MORAL PROFIT
- jananijanakiraman03
- Nov 3
- 2 min read

For the next few articles, we’ll delve into the world of ethics in business. One very popular example is the philosophy of moral profit. The central idea of this philosophy is that profit should not be seen as a means to an end of a business, but rather an evidential prospect that shows a created value. In other words, profit is not to be seen as something that is extracted.
Let’s first discuss the roots of this philosophy. One root is Aristotle’s Eudaimonia, which believes that true happiness comes through good virtue, not indulgence. This translates to moral profit as we can see that the profit isn’t something that is an end of a business of indulgence, but rather evidence, or virtue. Another philosophical root is Kant’s Moral Imperative. This philosophy says that you should never use something to be a means to an end, which similarly translates to moral profit by explaining that money isn’t a means to an end. Finally, we have the Modern Echo, which believes that capitalism should be conscious instead of, again, a means to an end.
These roots snowballed into the core principles of moral profit. One core idea is that value exceeds exchange; simply put, this means that economics are measured through philosophical transactions rather than the amount of money gained. One example is a company selling software for education is ethically profiting only if the transaction includes the expansion of learning access and isn’t just based on gaining money from subscriptions. Another core belief is the symmetry of benefit. This idea focuses on the idea that a true profit only matters if the transaction is morally good. It focuses on the “ethical debt” of a transaction. When you make an immoral transaction only motivated by money that doesn’t actually better the universe, your business gains ethical debt and the moral profit goes down.
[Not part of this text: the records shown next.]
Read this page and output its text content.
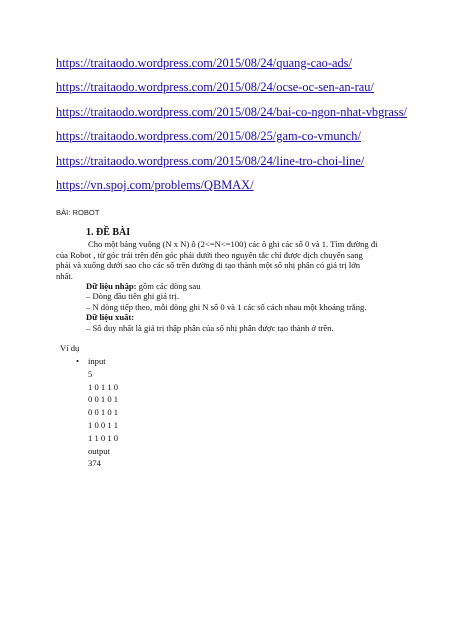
https://traitaodo.wordpress.com/2015/08/24/quang-cao-ads/
https://traitaodo.wordpress.com/2015/08/24/ocse-oc-sen-an-rau/
https://traitaodo.wordpress.com/2015/08/24/bai-co-ngon-nhat-vbgrass/
https://traitaodo.wordpress.com/2015/08/25/gam-co-vmunch/
https://traitaodo.wordpress.com/2015/08/24/line-tro-choi-line/
https://vn.spoj.com/problems/QBMAX/
BÀI: ROBOT
1. ĐỀ BÀI
Cho một bảng vuông (N x N) ô (2<=N<=100) các ô ghi các số 0 và 1. Tìm đường đi
của Robot , từ góc trái trên đến góc phải dưới theo nguyên tắc chỉ được dịch chuyển sang
phải và xuống dưới sao cho các số trên đường đi tạo thành một số nhị phân có giá trị lớn
nhất.
Dữ liệu nhập: gồm các dòng sau
– Dòng đầu tiên ghi giá trị.
– N dòng tiếp theo, mỗi dòng ghi N số 0 và 1 các số cách nhau một khoảng trắng.
Dữ liệu xuất:
– Số duy nhất là giá trị thập phân của số nhị phân được tạo thành ở trên.
Ví dụ
•	input
5
1 0 1 1 0
0 0 1 0 1
0 0 1 0 1
1 0 0 1 1
1 1 0 1 0
output
374
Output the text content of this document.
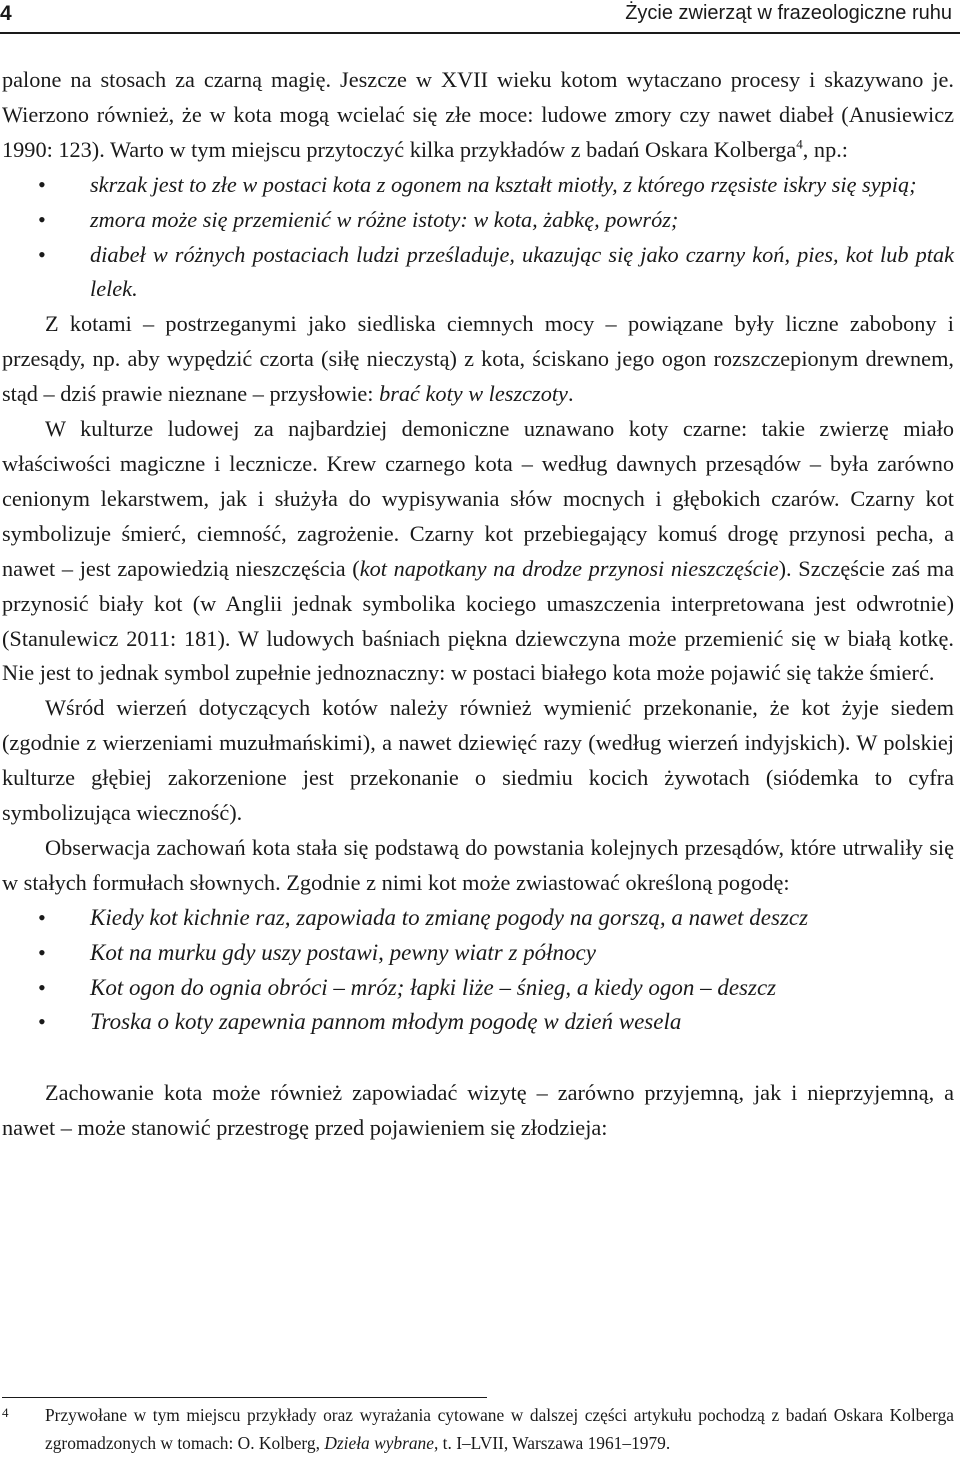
4	Życie zwierząt w frazeologiczne ruhu

palone na stosach za czarną magię. Jeszcze w XVII wieku kotom wytaczano procesy i skazywano je. Wierzono również, że w kota mogą wcielać się złe moce: ludowe zmory czy nawet diabeł (Anusiewicz 1990: 123). Warto w tym miejscu przytoczyć kilka przykładów z badań Oskara Kolberga$^4$, np.:

• skrzak jest to złe w postaci kota z ogonem na kształt miotły, z którego rzęsiste iskry się sypią;
• zmora może się przemienić w różne istoty: w kota, żabkę, powróz;
• diabeł w różnych postaciach ludzi prześladuje, ukazując się jako czarny koń, pies, kot lub ptak lelek.

Z kotami – postrzeganymi jako siedliska ciemnych mocy – powiązane były liczne zabobony i przesądy, np. aby wypędzić czorta (siłę nieczystą) z kota, ściskano jego ogon rozszczepionym drewnem, stąd – dziś prawie nieznane – przysłowie: brać koty w leszczoty.

W kulturze ludowej za najbardziej demoniczne uznawano koty czarne: takie zwierzę miało właściwości magiczne i lecznicze. Krew czarnego kota – według dawnych przesądów – była zarówno cenionym lekarstwem, jak i służyła do wypisywania słów mocnych i głębokich czarów. Czarny kot symbolizuje śmierć, ciemność, zagrożenie. Czarny kot przebiegający komuś drogę przynosi pecha, a nawet – jest zapowiedzią nieszczęścia (kot napotkany na drodze przynosi nieszczęście). Szczęście zaś ma przynosić biały kot (w Anglii jednak symbolika kociego umaszczenia interpretowana jest odwrotnie) (Stanulewicz 2011: 181). W ludowych baśniach piękna dziewczyna może przemienić się w białą kotkę. Nie jest to jednak symbol zupełnie jednoznaczny: w postaci białego kota może pojawić się także śmierć.

Wśród wierzeń dotyczących kotów należy również wymienić przekonanie, że kot żyje siedem (zgodnie z wierzeniami muzułmańskimi), a nawet dziewięć razy (według wierzeń indyjskich). W polskiej kulturze głębiej zakorzenione jest przekonanie o siedmiu kocich żywotach (siódemka to cyfra symbolizująca wieczność).

Obserwacja zachowań kota stała się podstawą do powstania kolejnych przesądów, które utrwaliły się w stałych formułach słownych. Zgodnie z nimi kot może zwiastować określoną pogodę:

• Kiedy kot kichnie raz, zapowiada to zmianę pogody na gorszą, a nawet deszcz
• Kot na murku gdy uszy postawi, pewny wiatr z północy
• Kot ogon do ognia obróci – mróz; łapki liże – śnieg, a kiedy ogon – deszcz
• Troska o koty zapewnia pannom młodym pogodę w dzień wesela

Zachowanie kota może również zapowiadać wizytę – zarówno przyjemną, jak i nieprzyjemną, a nawet – może stanowić przestrogę przed pojawieniem się złodzieja:

4 Przywołane w tym miejscu przykłady oraz wyrażania cytowane w dalszej części artykułu pochodzą z badań Oskara Kolberga zgromadzonych w tomach: O. Kolberg, Dzieła wybrane, t. I–LVII, Warszawa 1961–1979.
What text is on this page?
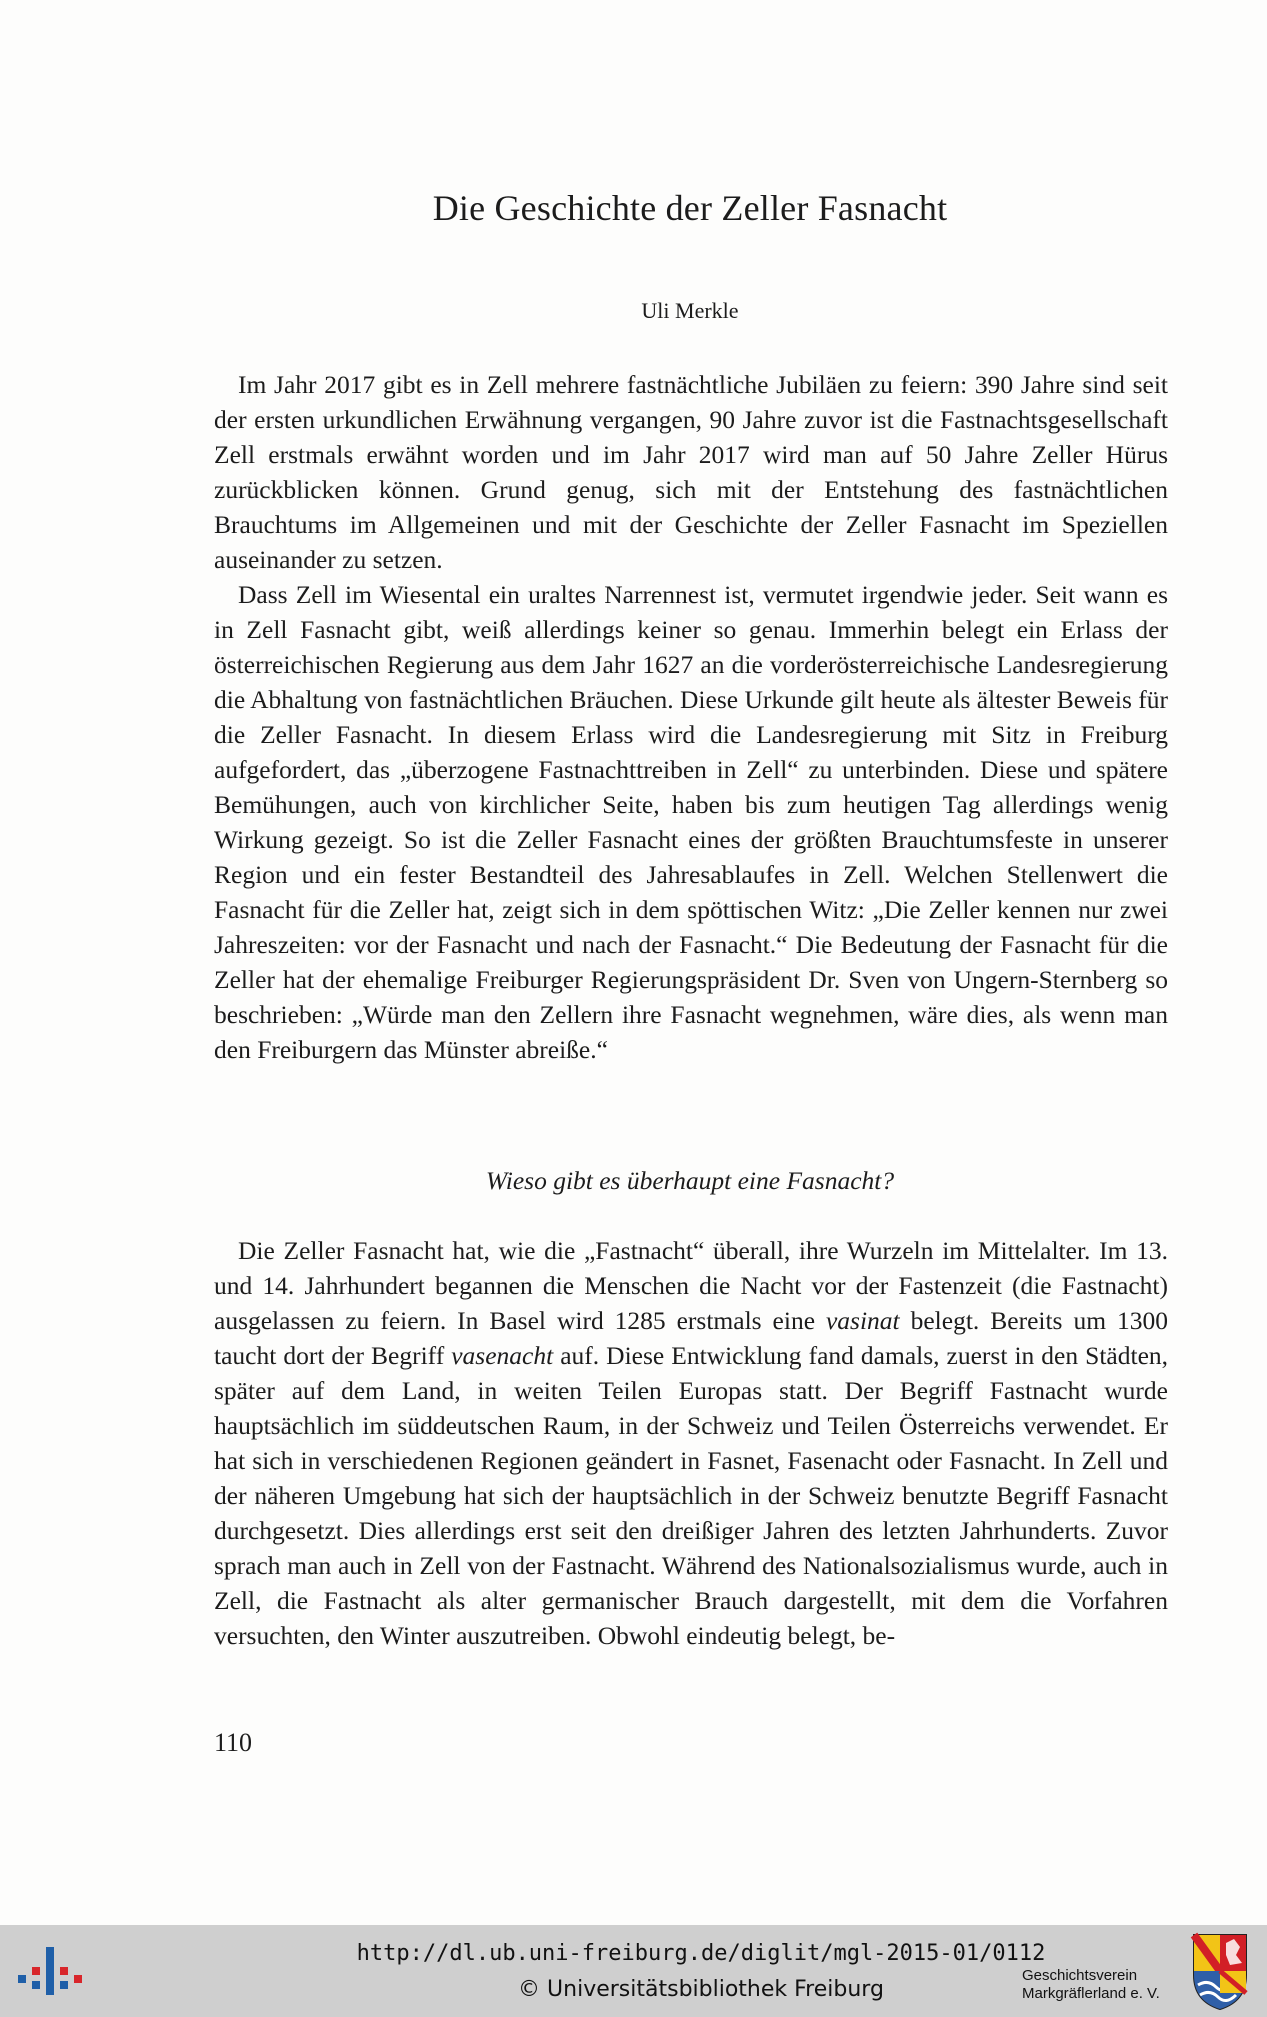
Die Geschichte der Zeller Fasnacht
Uli Merkle

Im Jahr 2017 gibt es in Zell mehrere fastnächtliche Jubiläen zu feiern: 390 Jahre sind seit der ersten urkundlichen Erwähnung vergangen, 90 Jahre zuvor ist die Fastnachtsgesellschaft Zell erstmals erwähnt worden und im Jahr 2017 wird man auf 50 Jahre Zeller Hürus zurückblicken können. Grund genug, sich mit der Entstehung des fastnächtlichen Brauchtums im Allgemeinen und mit der Geschichte der Zeller Fasnacht im Speziellen auseinander zu setzen.

Dass Zell im Wiesental ein uraltes Narrennest ist, vermutet irgendwie jeder. Seit wann es in Zell Fasnacht gibt, weiß allerdings keiner so genau. Immerhin belegt ein Erlass der österreichischen Regierung aus dem Jahr 1627 an die vorderösterreichische Landesregierung die Abhaltung von fastnächtlichen Bräuchen. Diese Urkunde gilt heute als ältester Beweis für die Zeller Fasnacht. In diesem Erlass wird die Landesregierung mit Sitz in Freiburg aufgefordert, das „überzogene Fastnachttreiben in Zell“ zu unterbinden. Diese und spätere Bemühungen, auch von kirchlicher Seite, haben bis zum heutigen Tag allerdings wenig Wirkung gezeigt. So ist die Zeller Fasnacht eines der größten Brauchtumsfeste in unserer Region und ein fester Bestandteil des Jahresablaufes in Zell. Welchen Stellenwert die Fasnacht für die Zeller hat, zeigt sich in dem spöttischen Witz: „Die Zeller kennen nur zwei Jahreszeiten: vor der Fasnacht und nach der Fasnacht.“ Die Bedeutung der Fasnacht für die Zeller hat der ehemalige Freiburger Regierungspräsident Dr. Sven von Ungern-Sternberg so beschrieben: „Würde man den Zellern ihre Fasnacht wegnehmen, wäre dies, als wenn man den Freiburgern das Münster abreiße.“

Wieso gibt es überhaupt eine Fasnacht?

Die Zeller Fasnacht hat, wie die „Fastnacht“ überall, ihre Wurzeln im Mittelalter. Im 13. und 14. Jahrhundert begannen die Menschen die Nacht vor der Fastenzeit (die Fastnacht) ausgelassen zu feiern. In Basel wird 1285 erstmals eine vasinat belegt. Bereits um 1300 taucht dort der Begriff vasenacht auf. Diese Entwicklung fand damals, zuerst in den Städten, später auf dem Land, in weiten Teilen Europas statt. Der Begriff Fastnacht wurde hauptsächlich im süddeutschen Raum, in der Schweiz und Teilen Österreichs verwendet. Er hat sich in verschiedenen Regionen geändert in Fasnet, Fasenacht oder Fasnacht. In Zell und der näheren Umgebung hat sich der hauptsächlich in der Schweiz benutzte Begriff Fasnacht durchgesetzt. Dies allerdings erst seit den dreißiger Jahren des letzten Jahrhunderts. Zuvor sprach man auch in Zell von der Fastnacht. Während des Nationalsozialismus wurde, auch in Zell, die Fastnacht als alter germanischer Brauch dargestellt, mit dem die Vorfahren versuchten, den Winter auszutreiben. Obwohl eindeutig belegt, be-

110
http://dl.ub.uni-freiburg.de/diglit/mgl-2015-01/0112
© Universitätsbibliothek Freiburg
Geschichtsverein
Markgräflerland e. V.
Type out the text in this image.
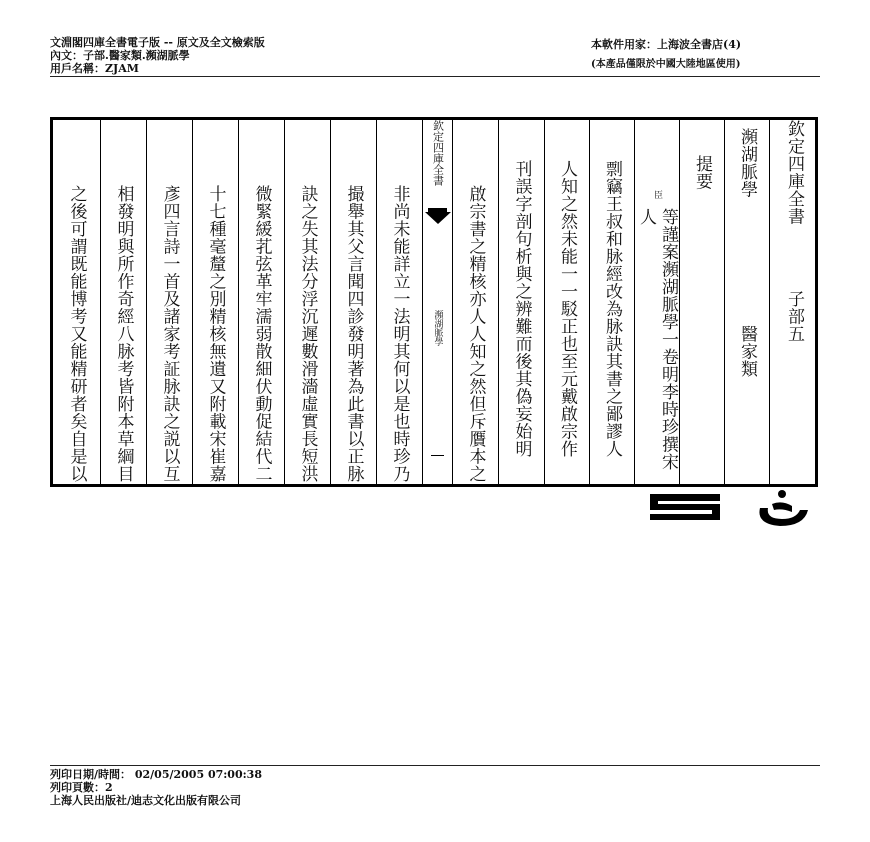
文淵閣四庫全書電子版 -- 原文及全文檢索版
內文：子部.醫家類.瀕湖脈學
用戶名稱：ZJAM
本軟件用家：上海波全書店(4)
(本產品僅限於中國大陸地區使用)
之後可謂既能博考又能精研者矣自是以	相發明與所作奇經八脉考皆附本草綱目	彥四言詩一首及諸家考証脉訣之説以互	十七種毫釐之別精核無遺又附載宋崔嘉	微緊緩芤弦革牢濡弱散細伏動促結代二	訣之失其法分浮沉遲數滑濇虛實長短洪	撮舉其父言聞四診發明著為此書以正脉	非尚未能詳立一法明其何以是也時珍乃
欽定四庫全書
瀕湖脈學	啟宗書之精核亦人人知之然但斥贋本之	刊誤字剖句析與之辨難而後其偽妄始明	人知之然未能一一駁正也至元戴啟宗作	剽竊王叔和脉經改為脉訣其書之鄙謬人	臣
等謹案瀕湖脈學一卷明李時珍撰宋人
提要	瀕湖脈學
醫家類
欽定四庫全書
子部五
列印日期/時間： 02/05/2005 07:00:38
列印頁數：2
上海人民出版社/迪志文化出版有限公司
A third core belief is the Integrity Multiplier. This idea argues that the moral profit of a company compounds like interest: when a company has integrity, it compounds and builds a trust capital that lasts many cycles. Finally, we have the core principle of the redistribution of responsibility, which claims that everyone is responsible for moral profit. Every person’s decisions have an impact on moral profit, and every person can be responsible for ethical debt.
Since we’ve gone over the core ideas, let’s go over some tensions and even paradoxes of this belief. One question is if it is possible for a company to truly be moral in the capitalist society we live in today that prioritizes profit over ethics. Leading off of that argument, another issue is that if most other companies are motivated by malintent, how is ethical marketing possible when surrounded by a world with unethical but more advantageous-for-profit marketing.